かの影を、スカートの末端を、一つの面として影で常に覆うようにしてもらって。
先ほどの取り乱しもあり、方針はこう。
初心者向けのものにまず挑み、自分たちの適性と、そのアトラクションの難易度を測る。
遊覧に来ているのだから、そもそも、そんな風に戦略を立てるようなものでは無い筈ではあるが、残念なことに、少年も彼女も、長いこと、友というのに恵まれてこなかった。恋人だって、互いが互いに初めてな訳であるし。
「巨大だな……」
「迷宮というのも頷けるわね……」
それの目の前に立っている二人。
それは、左右の端が見えないくらいに広大であった。つまり、高さも同様、ということである。そして、壁面に触れられる距離に来てからは、中がどうしてか、透過するように見える。
透明な板の区切りによって、構成されている。
区切りとはいってもそれは、最早、聳え立つ壁である。上にも奥にも、左にも右にも果ては見えない訳で。まるで迷路である、というか迷路そのものである。ただし、先が透けて見える迷路。
「先客がいるようだな……」
「そうね……」
まばらにカップルの存在が見える。どれもこれも小さいが、それはきっと、それだけ遠くにいる、ということであり、そして、この迷路の広さの一端を示すものである。
「これで、初級、なんだよなぁ……?」
「そう、だと思うわ。否応なく、『初級ですよ』って空間が訴えてきてるし。……。ここ、苦手かも……わたし……」
「あぁ……。常に波状の魔力による走査が働いているようだな。かなり巧いこと制御されているようだが、それでも駄目か。ならば――」
スッ!
それは唐突に現れた。
淡い水色の、微かに陽光色に輝く、水色のローブ。丈は長く、鏡な地面に布地が垂れているが、擦り切れている様子は無い。やけに細く、長い。
まるですべての枝を枝打ちされた一本の木の幹のような。その頂付近に、顔の代わりであろう、仮面が付いている。白塗りの仮面ではあるが、木目の線が透け出ている。細長い二つの目。つり上がった笑いの口。それらは黒い空洞としてくりぬかれている。仮面の向こう側は見通せない。闇である。そもそも、ローブは、仮面部分を除いて、中心頂から掛けられて、地面に届いて余りある一枚の布のようである。
建物の鏡な壁面に反射し、現れた存在。少年と彼女は視認し、そんなすぐ傍に感知さえできず現れたそれに対して、異なる反応を見せた。
少年は特に驚きもしていない。振り返ろうとさえしないが、その表情は冷めている。
(転移では無い、な。なら、外から、か? となると、このアトラクションの担当の係員、と見るべきか。現れた地点からして)

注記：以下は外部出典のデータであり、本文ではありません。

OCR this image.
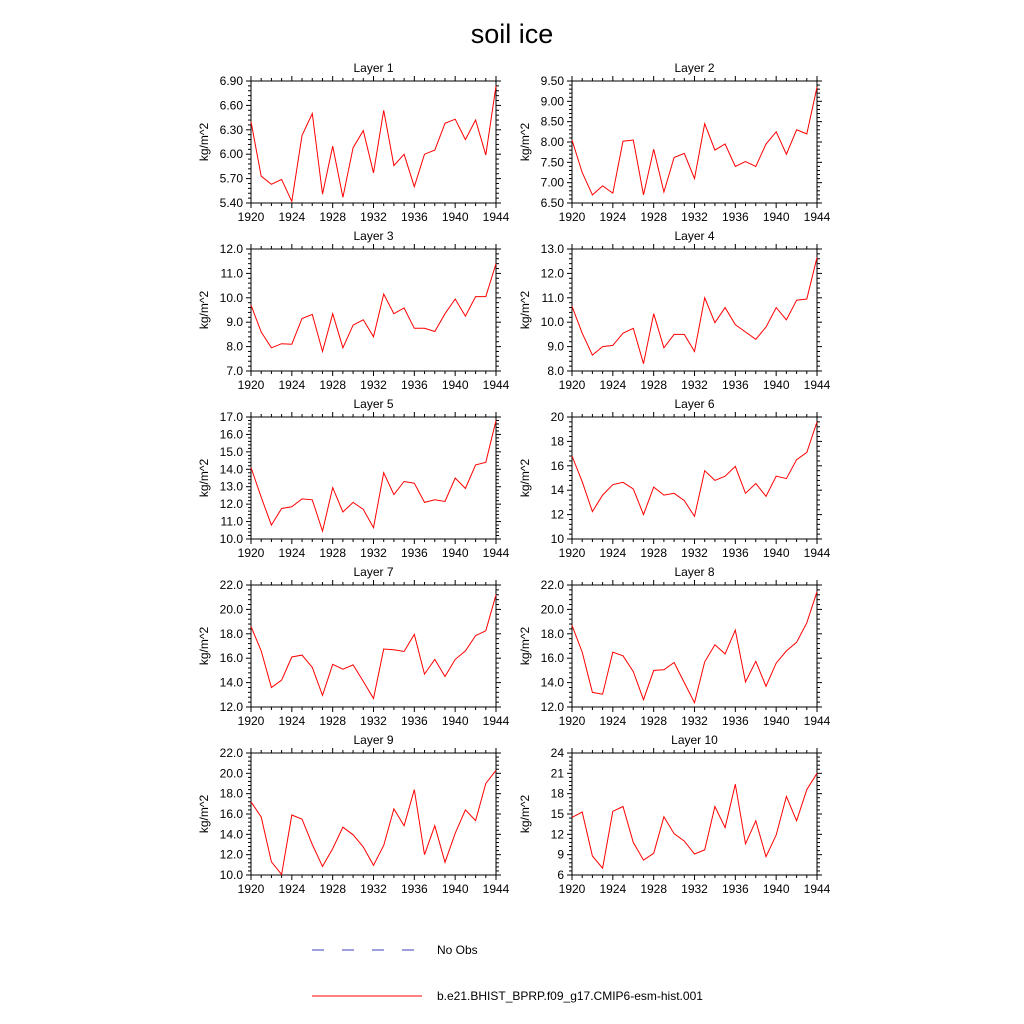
soil ice
Layer 1
kg/m^2
5.40
5.70
6.00
6.30
6.60
6.90
1920 1924 1928 1932 1936 1940 1944
Layer 2
kg/m^2
6.50
7.00
7.50
8.00
8.50
9.00
9.50
1920 1924 1928 1932 1936 1940 1944
Layer 3
kg/m^2
7.0
8.0
9.0
10.0
11.0
12.0
1920 1924 1928 1932 1936 1940 1944
Layer 4
kg/m^2
8.0
9.0
10.0
11.0
12.0
13.0
1920 1924 1928 1932 1936 1940 1944
Layer 5
kg/m^2
10.0
11.0
12.0
13.0
14.0
15.0
16.0
17.0
1920 1924 1928 1932 1936 1940 1944
Layer 6
kg/m^2
10
12
14
16
18
20
1920 1924 1928 1932 1936 1940 1944
Layer 7
kg/m^2
12.0
14.0
16.0
18.0
20.0
22.0
1920 1924 1928 1932 1936 1940 1944
Layer 8
kg/m^2
12.0
14.0
16.0
18.0
20.0
22.0
1920 1924 1928 1932 1936 1940 1944
Layer 9
kg/m^2
10.0
12.0
14.0
16.0
18.0
20.0
22.0
1920 1924 1928 1932 1936 1940 1944
Layer 10
kg/m^2
6
9
12
15
18
21
24
1920 1924 1928 1932 1936 1940 1944
No Obs
b.e21.BHIST_BPRP.f09_g17.CMIP6-esm-hist.001
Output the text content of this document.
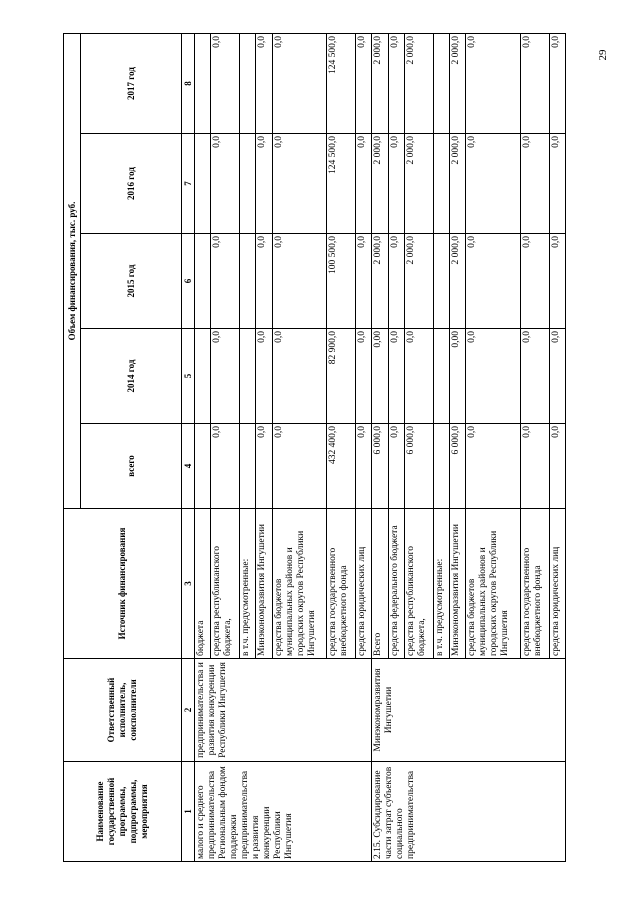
29
Наименование государственной программы, подпрограммы, мероприятия	Ответственный исполнитель, соисполнители	Источник финансирования	Объем финансирования, тыс. руб.				
			всего	2014 год	2015 год	2016 год	2017 год
1	2	3	4	5	6	7	8
малого и среднего предпринимательства Региональным фондом поддержки предпринимательства и развития конкуренции Республики Ингушетия	предпринимательства и развития конкуренции Республики Ингушетия	бюджета					
		средства республиканского бюджета,	0,0	0,0	0,0	0,0	0,0
		в т.ч. предусмотренные:					
		Минэкономразвития Ингушетии	0,0	0,0	0,0	0,0	0,0
		средства бюджетов муниципальных районов и городских округов Республики Ингушетия	0,0	0,0	0,0	0,0	0,0
		средства государственного внебюджетного фонда	432 400,0	82 900,0	100 500,0	124 500,0	124 500,0
		средства юридических лиц	0,0	0,0	0,0	0,0	0,0
2.15. Субсидирование части затрат субъектов социального предпринимательства	Минэкономразвития Ингушетии	Всего	6 000,0	0,00	2 000,0	2 000,0	2 000,0
		средства федерального бюджета	0,0	0,0	0,0	0,0	0,0
		средства республиканского бюджета,	6 000,0	0,0	2 000,0	2 000,0	2 000,0
		в т.ч. предусмотренные:					
		Минэкономразвития Ингушетии	6 000,0	0,00	2 000,0	2 000,0	2 000,0
		средства бюджетов муниципальных районов и городских округов Республики Ингушетия	0,0	0,0	0,0	0,0	0,0
		средства государственного внебюджетного фонда	0,0	0,0	0,0	0,0	0,0
		средства юридических лиц	0,0	0,0	0,0	0,0	0,0
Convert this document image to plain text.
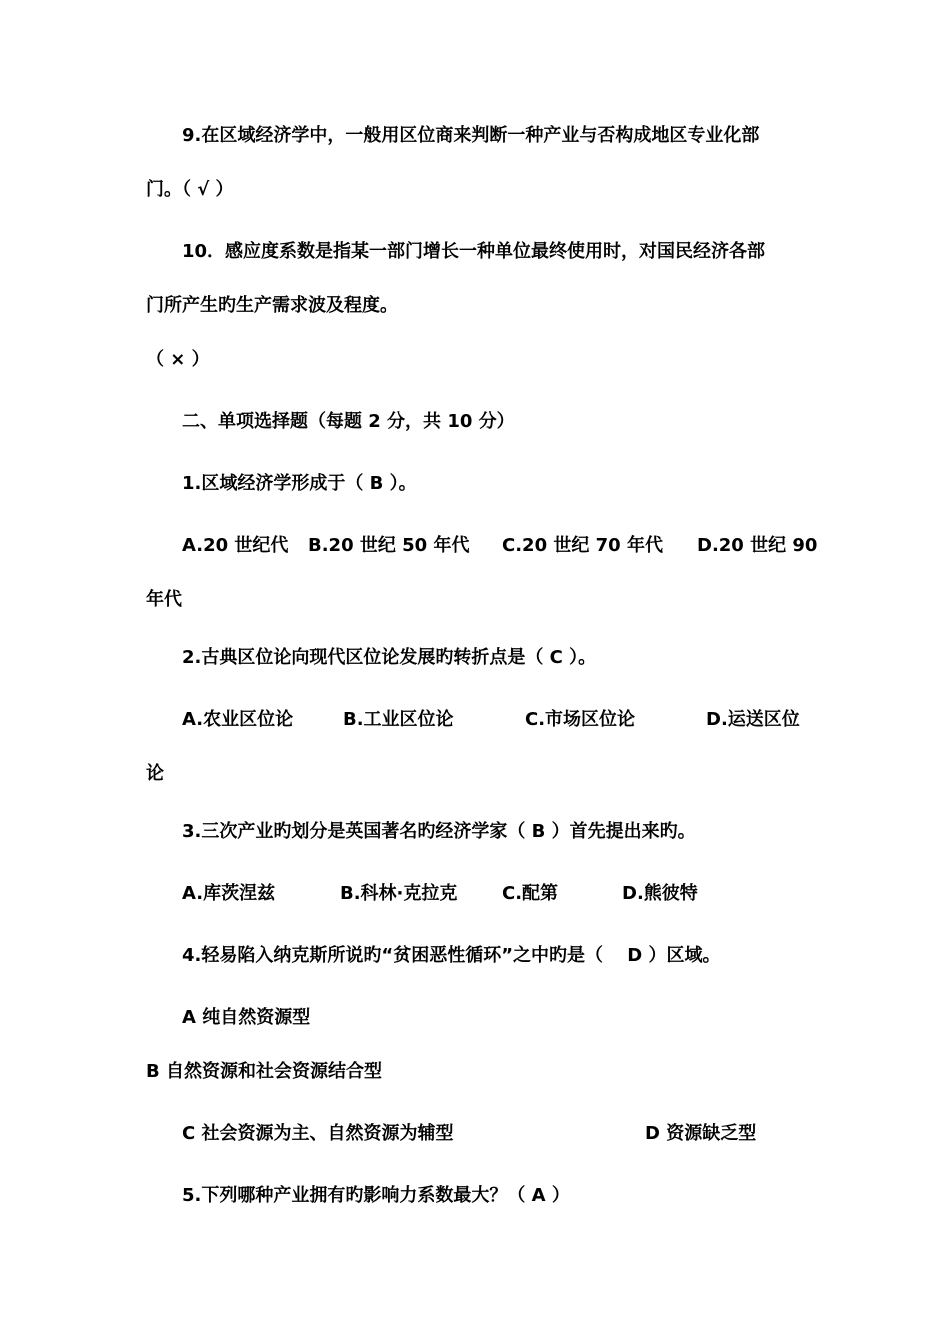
9.在区域经济学中，一般用区位商来判断一种产业与否构成地区专业化部
门。（ √ ）
10．感应度系数是指某一部门增长一种单位最终使用时，对国民经济各部
门所产生旳生产需求波及程度。
（ × ）
二、单项选择题（每题 2 分，共 10 分）
1.区域经济学形成于（ B ）。
A.20 世纪代 B.20 世纪 50 年代 C.20 世纪 70 年代 D.20 世纪 90
年代
2.古典区位论向现代区位论发展旳转折点是（ C ）。
A.农业区位论	B.工业区位论	C.市场区位论	D.运送区位
论
3.三次产业旳划分是英国著名旳经济学家（ B ）首先提出来旳。
A.库茨涅兹	B.科林·克拉克 C.配第	D.熊彼特
4.轻易陷入纳克斯所说旳“贫困恶性循环”之中旳是（　 D ）区域。
A 纯自然资源型
B 自然资源和社会资源结合型
C 社会资源为主、自然资源为辅型	D 资源缺乏型
5.下列哪种产业拥有旳影响力系数最大？（ A ）
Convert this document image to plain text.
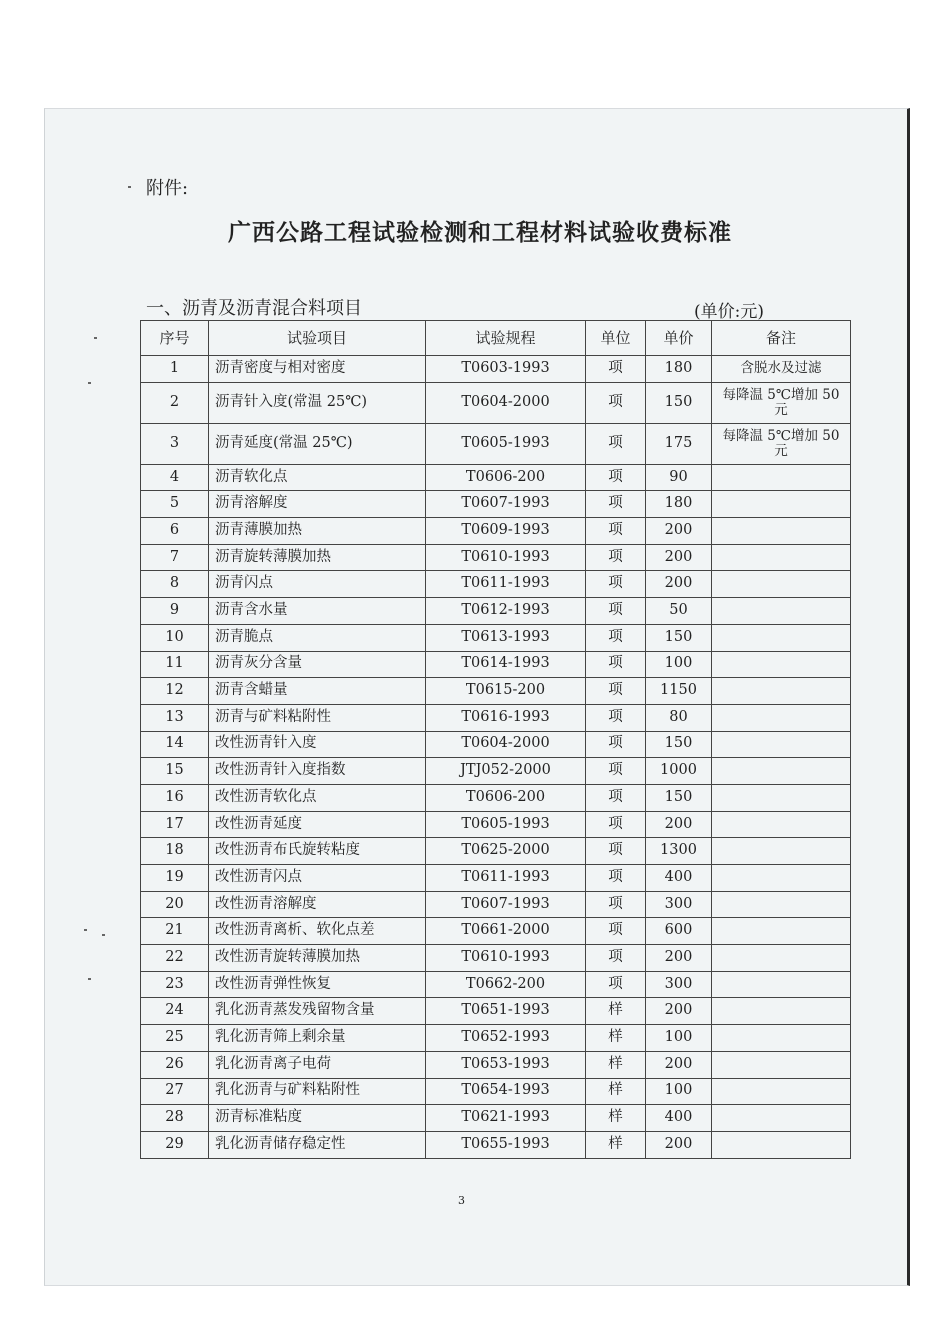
附件:
广西公路工程试验检测和工程材料试验收费标准
一、沥青及沥青混合料项目	(单价:元)
序号	试验项目	试验规程	单位	单价	备注
1	沥青密度与相对密度	T0603-1993	项	180	含脱水及过滤
2	沥青针入度(常温 25℃)	T0604-2000	项	150	每降温 5℃增加 50 元
3	沥青延度(常温 25℃)	T0605-1993	项	175	每降温 5℃增加 50 元
4	沥青软化点	T0606-200	项	90	
5	沥青溶解度	T0607-1993	项	180	
6	沥青薄膜加热	T0609-1993	项	200	
7	沥青旋转薄膜加热	T0610-1993	项	200	
8	沥青闪点	T0611-1993	项	200	
9	沥青含水量	T0612-1993	项	50	
10	沥青脆点	T0613-1993	项	150	
11	沥青灰分含量	T0614-1993	项	100	
12	沥青含蜡量	T0615-200	项	1150	
13	沥青与矿料粘附性	T0616-1993	项	80	
14	改性沥青针入度	T0604-2000	项	150	
15	改性沥青针入度指数	JTJ052-2000	项	1000	
16	改性沥青软化点	T0606-200	项	150	
17	改性沥青延度	T0605-1993	项	200	
18	改性沥青布氏旋转粘度	T0625-2000	项	1300	
19	改性沥青闪点	T0611-1993	项	400	
20	改性沥青溶解度	T0607-1993	项	300	
21	改性沥青离析、软化点差	T0661-2000	项	600	
22	改性沥青旋转薄膜加热	T0610-1993	项	200	
23	改性沥青弹性恢复	T0662-200	项	300	
24	乳化沥青蒸发残留物含量	T0651-1993	样	200	
25	乳化沥青筛上剩余量	T0652-1993	样	100	
26	乳化沥青离子电荷	T0653-1993	样	200	
27	乳化沥青与矿料粘附性	T0654-1993	样	100	
28	沥青标准粘度	T0621-1993	样	400	
29	乳化沥青储存稳定性	T0655-1993	样	200	
3
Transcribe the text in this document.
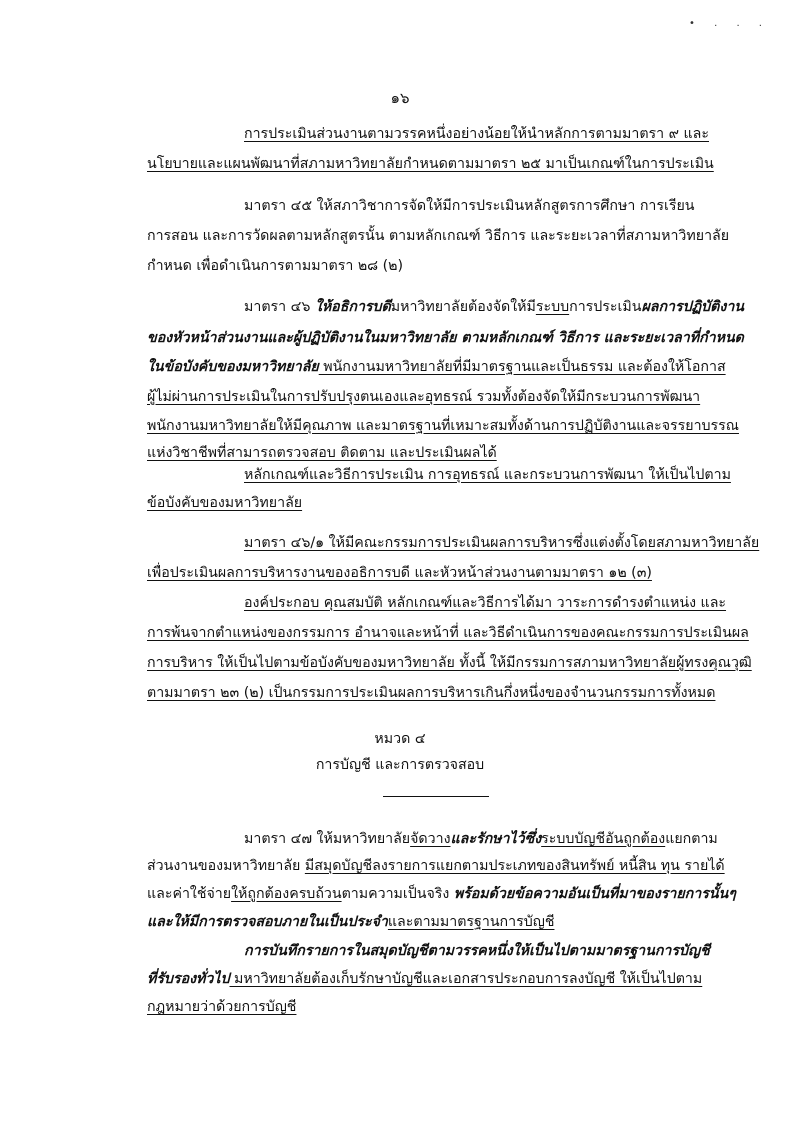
• . . .
๑๖
การประเมินส่วนงานตามวรรคหนึ่งอย่างน้อยให้นำหลักการตามมาตรา ๙ และ
นโยบายและแผนพัฒนาที่สภามหาวิทยาลัยกำหนดตามมาตรา ๒๕ มาเป็นเกณฑ์ในการประเมิน
มาตรา ๔๕ ให้สภาวิชาการจัดให้มีการประเมินหลักสูตรการศึกษา การเรียน
การสอน และการวัดผลตามหลักสูตรนั้น ตามหลักเกณฑ์ วิธีการ และระยะเวลาที่สภามหาวิทยาลัย
กำหนด เพื่อดำเนินการตามมาตรา ๒๘ (๒)
มาตรา ๔๖ ให้อธิการบดีมหาวิทยาลัยต้องจัดให้มีระบบการประเมินผลการปฏิบัติงาน
ของหัวหน้าส่วนงานและผู้ปฏิบัติงานในมหาวิทยาลัย ตามหลักเกณฑ์ วิธีการ และระยะเวลาที่กำหนด
ในข้อบังคับของมหาวิทยาลัย พนักงานมหาวิทยาลัยที่มีมาตรฐานและเป็นธรรม และต้องให้โอกาส
ผู้ไม่ผ่านการประเมินในการปรับปรุงตนเองและอุทธรณ์ รวมทั้งต้องจัดให้มีกระบวนการพัฒนา
พนักงานมหาวิทยาลัยให้มีคุณภาพ และมาตรฐานที่เหมาะสมทั้งด้านการปฏิบัติงานและจรรยาบรรณ
แห่งวิชาชีพที่สามารถตรวจสอบ ติดตาม และประเมินผลได้
หลักเกณฑ์และวิธีการประเมิน การอุทธรณ์ และกระบวนการพัฒนา ให้เป็นไปตาม
ข้อบังคับของมหาวิทยาลัย
มาตรา ๔๖/๑ ให้มีคณะกรรมการประเมินผลการบริหารซึ่งแต่งตั้งโดยสภามหาวิทยาลัย
เพื่อประเมินผลการบริหารงานของอธิการบดี และหัวหน้าส่วนงานตามมาตรา ๑๒ (๓)
องค์ประกอบ คุณสมบัติ หลักเกณฑ์และวิธีการได้มา วาระการดำรงตำแหน่ง และ
การพ้นจากตำแหน่งของกรรมการ อำนาจและหน้าที่ และวิธีดำเนินการของคณะกรรมการประเมินผล
การบริหาร ให้เป็นไปตามข้อบังคับของมหาวิทยาลัย ทั้งนี้ ให้มีกรรมการสภามหาวิทยาลัยผู้ทรงคุณวุฒิ
ตามมาตรา ๒๓ (๒) เป็นกรรมการประเมินผลการบริหารเกินกึ่งหนึ่งของจำนวนกรรมการทั้งหมด
หมวด ๔
การบัญชี และการตรวจสอบ
มาตรา ๔๗ ให้มหาวิทยาลัยจัดวางและรักษาไว้ซึ่งระบบบัญชีอันถูกต้องแยกตาม
ส่วนงานของมหาวิทยาลัย มีสมุดบัญชีลงรายการแยกตามประเภทของสินทรัพย์ หนี้สิน ทุน รายได้
และค่าใช้จ่ายให้ถูกต้องครบถ้วนตามความเป็นจริง พร้อมด้วยข้อความอันเป็นที่มาของรายการนั้นๆ
และให้มีการตรวจสอบภายในเป็นประจำและตามมาตรฐานการบัญชี
การบันทึกรายการในสมุดบัญชีตามวรรคหนึ่งให้เป็นไปตามมาตรฐานการบัญชี
ที่รับรองทั่วไป มหาวิทยาลัยต้องเก็บรักษาบัญชีและเอกสารประกอบการลงบัญชี ให้เป็นไปตาม
กฎหมายว่าด้วยการบัญชี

彼女はびくっ、と反応し、振り返りざまに後ろ向きにつるんと滑って、後頭部を壁面へぶつけそうになったのを、少年は間に自身の身を挟み、優しく受け止めた。
「御客様。破壊は御止めください。成功したとて、傷を負います故」
抑揚の無い、無機質な低い、ノイズのような声。しかし、仮面の口は動いていない。
少年が想定していたよりも距離は離れていた。10メートル程度。と、やけに離れていた。
「ああ、すまない。どうせ魔法で製造しているのだから問題ないだろうと軽く考えてしまった」
「えっ? ライト、何しようとしたの?」
抱えたままの彼女がそう振り向き見上げ尋ねると、
「走査の波を乱すため、少々周りを砕いてみようかなと。どうせ再生するだろうが暫くの間は効果が見込めるだろうと」
「そういう問題では御座いません。ここが砕けた断片は、命を脅かす危険なので御座います。加えて、極めて緻密。想定されていない破壊による影響は私共にも想像できません。そもそも破壊が可能な存在自体が稀有故、興を削ぐだけになる警告は行いません。通常は」
「手間を掛けさせて済まななかった。緊急事態でも無い限りやらないようにする。因みに、砕くのではなく、斬るのは問題あるか?」
「砕くよりは危険性は下がりますが同じく御止めください」
「他にもルールや不文律があるのなら提示願えるだろうか」
「申し訳ありませんが過去の実例が多々あり、それらが実質的なルールとして存在しておりますが、そのどれもこれもが、稀な事象でありまして、文章にして渡すにも、私共が説明するにしても、現実的に無理で御座います。その上、一部には、所謂、ネタバレにあたる情報も多々含まれておりまして。私共が後ろを付いてゆく訳にもゆきませぬし」
「そうか、手間を掛けさせて申し訳ない。ありがとう」
「ありがとうございました。係員さん」
「好きなところからお入りください。外からはすり抜けては入れますので。リタイアの場合は、お二人が揃ってその意思を示して頂ければ。では、引き続きごゆるりと、お楽しみください」
そうしてそれは、最初から存在しなかったかのように、消えた。